In this talk we will describe a formal verification methodology suitable for verifying real-world BFT protocols. We will illustrate this methodology with a recent proof of the safety and liveness of the Stellar Consensus Protocol. Working with the Stellar team, we formalized their protocol and identified a previously unknown weakness affecting its liveness properties. Our approach therefore appears to be useful in practice when constructing highly reliable distributed applications that are intended to scale.

Our approach is based on the Ivy verifier developed by McMillan and others. In general, BFT protocols cannot be verified in a push-button manner, but interactive proof is challenging because of the unpredictability of automated solvers. To curb this problem, Ivy restricts the user to proof obligations that fall within a known and well-supported decidable logic. This increases proof-engineer productivity by ensuring that the solver rapidly either confirms the validity of the proof or provides a concrete counter-example.

Ivy can only be applied to systems that can be modelled within its restricted core logic. Surprisingly, we have shown that Ivy is expressive enough to model many intricate distributed protocols, including Stellar. This leads to more rapid verification and proofs that are much more compact than the state-of-the-art.

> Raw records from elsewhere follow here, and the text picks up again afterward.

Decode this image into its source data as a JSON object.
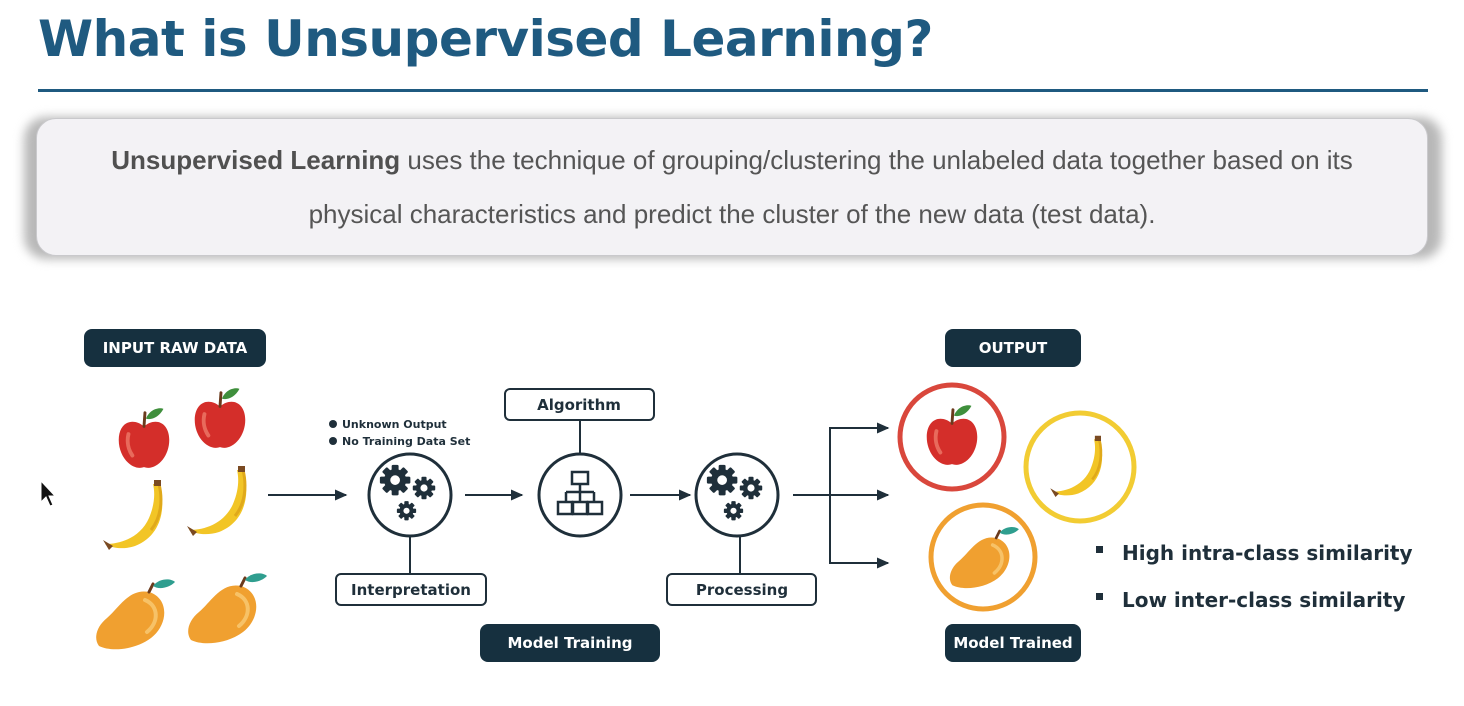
{
  "slide": {
    "title": "What is Unsupervised Learning?",
    "definition": {
      "term": "Unsupervised Learning",
      "text": " uses the technique of grouping/clustering the unlabeled data together based on its physical characteristics and predict the cluster of the new data (test data)."
    }
  },
  "diagram": {
    "input_label": "INPUT RAW DATA",
    "output_label": "OUTPUT",
    "notes": [
      "Unknown Output",
      "No Training Data Set"
    ],
    "algorithm_label": "Algorithm",
    "interpretation_label": "Interpretation",
    "processing_label": "Processing",
    "model_training_label": "Model Training",
    "model_trained_label": "Model Trained",
    "similarity": [
      "High intra-class similarity",
      "Low inter-class similarity"
    ]
  },
  "colors": {
    "title": "#1f5a80",
    "pill": "#16303f",
    "apple": "#d42e2a",
    "banana": "#f2c526",
    "mango": "#f0a030",
    "ring_red": "#d9473c",
    "ring_yellow": "#f2cc33",
    "ring_orange": "#f0a030"
  },
  "icons": [
    "apple-icon",
    "banana-icon",
    "mango-icon",
    "gears-icon",
    "hierarchy-icon",
    "arrow-icon",
    "cursor-icon"
  ]
}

Dr. Mike Dodds is a Principal Scientist at Galois, Inc. His research focuses on industrial applications of formal methods. He helps lead Galois’ collaboration with Amazon Web Services and Galois’ SPARTA project, part of DARPA SafeDocs. Dr. Dodds joined Galois from the University of York UK, where his research group focused on automated reasoning and concurrency verification. Dr Dodds holds a PhD and Masters of Engineering from the University of York.